I was watching Allyson Felix win the 400m at the 2015 world championships with amazement. As a fellow Trojan I was very proud of what she just accomplished. Then I had a few thoughts. She is probably at the top 1% of all of the athletes in the world. She doesn’t need the talk about back up plans. She seems to have a good head on her shoulders and has made a great living for herself as an athlete. But unfortunately for the rest of us, there can only be one Allyson or any other supreme athlete for that matter. What happens when you don’t reach that supreme level as an athlete? Maybe the better question is what is your own supreme level? Maybe it’s making it to the varsity team your senior year. How about making to a college team and playing in the national championship game? Also what happens to those of us that never get to the NBA or the Olympics? Is that the end?
For your professional playing career, maybe it is. But there’s so much more to all of us than just being an athlete. Our society puts a big premium on being an athlete. Looking at the revenues generated by sports you can see why. However, should our life goals be tied with just being an athlete? The answer to that should be a resounding no. Being a student athlete can open up many doors. One of those doors is access to college. Going to college on an athletic scholarship is a very attainable goal. Getting a scholarship to a prestigious university is a big deal and a major accomplishment. That opportunity to go to school for free as a student athlete is just the beginning. That time in school is the perfect opportunity to develop separate identities and set yourself up for life after athletics. What happens when you’re on that college campus can make the difference when your playing days are over. I had the pleasure of speaking to a young man from Loyola Marymount University named Leron Armstead at one of our Student Athlete symposiums (LASA). He reflected on his time as a basketball player at LMU and commented that he was going to maximize his collegiate experience which included a master’s degree. All paid for because he was a student athlete. He was able to leverage his time in college as a student and an athlete to receive a free education. If all of us can maximize our experience as a student athlete like Leron did, I believe we would see much better outcomes from our college experiences.

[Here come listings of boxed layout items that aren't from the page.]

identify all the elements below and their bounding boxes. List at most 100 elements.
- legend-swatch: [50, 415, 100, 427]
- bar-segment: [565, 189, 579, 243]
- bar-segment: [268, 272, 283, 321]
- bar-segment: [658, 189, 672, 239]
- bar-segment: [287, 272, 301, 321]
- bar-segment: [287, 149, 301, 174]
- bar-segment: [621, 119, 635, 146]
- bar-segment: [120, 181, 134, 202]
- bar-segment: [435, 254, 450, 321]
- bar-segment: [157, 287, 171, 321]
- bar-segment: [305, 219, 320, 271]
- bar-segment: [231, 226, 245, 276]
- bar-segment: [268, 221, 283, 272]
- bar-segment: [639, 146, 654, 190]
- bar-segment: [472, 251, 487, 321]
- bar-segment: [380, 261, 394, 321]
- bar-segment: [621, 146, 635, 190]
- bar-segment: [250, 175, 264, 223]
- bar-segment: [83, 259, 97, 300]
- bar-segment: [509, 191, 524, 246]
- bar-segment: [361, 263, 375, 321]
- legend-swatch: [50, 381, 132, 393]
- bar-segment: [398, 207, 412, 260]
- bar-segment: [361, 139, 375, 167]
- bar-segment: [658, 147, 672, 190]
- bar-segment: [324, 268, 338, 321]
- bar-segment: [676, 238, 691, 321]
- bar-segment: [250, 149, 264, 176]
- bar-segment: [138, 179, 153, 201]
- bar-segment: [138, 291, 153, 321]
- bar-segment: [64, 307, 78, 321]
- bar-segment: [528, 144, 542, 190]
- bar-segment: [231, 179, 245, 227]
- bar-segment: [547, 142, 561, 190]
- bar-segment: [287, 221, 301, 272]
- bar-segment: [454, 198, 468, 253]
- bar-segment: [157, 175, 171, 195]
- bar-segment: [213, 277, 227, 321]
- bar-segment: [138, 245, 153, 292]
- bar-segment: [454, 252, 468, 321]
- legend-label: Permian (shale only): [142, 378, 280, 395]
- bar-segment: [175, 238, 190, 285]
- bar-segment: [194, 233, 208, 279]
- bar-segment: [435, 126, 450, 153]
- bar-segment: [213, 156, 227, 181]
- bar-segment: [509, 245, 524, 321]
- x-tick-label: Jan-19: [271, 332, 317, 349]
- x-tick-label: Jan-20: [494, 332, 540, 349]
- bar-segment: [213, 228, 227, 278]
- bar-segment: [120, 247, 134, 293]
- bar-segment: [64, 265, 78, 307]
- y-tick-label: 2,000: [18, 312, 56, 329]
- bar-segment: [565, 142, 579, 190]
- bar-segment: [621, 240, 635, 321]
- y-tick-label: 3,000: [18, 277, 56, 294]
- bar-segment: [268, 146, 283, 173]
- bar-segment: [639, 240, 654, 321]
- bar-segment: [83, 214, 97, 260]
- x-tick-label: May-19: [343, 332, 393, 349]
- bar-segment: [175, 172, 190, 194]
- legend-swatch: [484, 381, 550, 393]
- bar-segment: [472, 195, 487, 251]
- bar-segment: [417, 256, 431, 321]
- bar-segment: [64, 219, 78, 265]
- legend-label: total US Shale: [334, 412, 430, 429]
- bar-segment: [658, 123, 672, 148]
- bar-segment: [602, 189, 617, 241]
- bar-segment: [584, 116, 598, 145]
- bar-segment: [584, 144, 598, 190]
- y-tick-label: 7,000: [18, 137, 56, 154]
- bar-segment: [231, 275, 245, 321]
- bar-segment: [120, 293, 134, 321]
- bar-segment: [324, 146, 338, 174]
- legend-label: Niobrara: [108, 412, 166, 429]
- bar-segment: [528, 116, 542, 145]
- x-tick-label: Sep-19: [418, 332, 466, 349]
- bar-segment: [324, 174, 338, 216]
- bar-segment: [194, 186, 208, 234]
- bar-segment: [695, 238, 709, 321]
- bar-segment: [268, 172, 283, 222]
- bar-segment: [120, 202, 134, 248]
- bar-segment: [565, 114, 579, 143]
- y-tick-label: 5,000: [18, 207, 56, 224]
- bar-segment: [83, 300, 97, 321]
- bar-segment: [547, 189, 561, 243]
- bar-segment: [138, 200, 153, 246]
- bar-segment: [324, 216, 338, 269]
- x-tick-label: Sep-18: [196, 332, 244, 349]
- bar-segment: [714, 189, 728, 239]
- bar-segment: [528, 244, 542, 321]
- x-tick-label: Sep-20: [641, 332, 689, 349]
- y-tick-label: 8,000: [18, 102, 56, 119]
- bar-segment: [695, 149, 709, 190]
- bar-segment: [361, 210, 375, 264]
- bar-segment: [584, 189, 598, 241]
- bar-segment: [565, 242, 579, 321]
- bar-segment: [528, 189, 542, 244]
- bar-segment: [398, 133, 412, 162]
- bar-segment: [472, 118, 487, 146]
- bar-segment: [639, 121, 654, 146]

Lastly I want to leave you with a word from Yogi Roth, a LASA keynote speaker. He gave a story about football being the love of his life and having to break up with his love eventually. All of us have that moment when we realize we are no longer going to be a competitive athlete at the highest level possible. What happens to you when that decision is made (and hopefully it’s you making the decision not someone else)? Have you done enough during your student athlete experience to take on those other identities you’ve been developing? Are you going to go through life wondering what if? Or are you going to shift gears and BE MORE than just an athlete. All athletes have this dilemma so be prepared for that day so the transition away from athletics is seamless.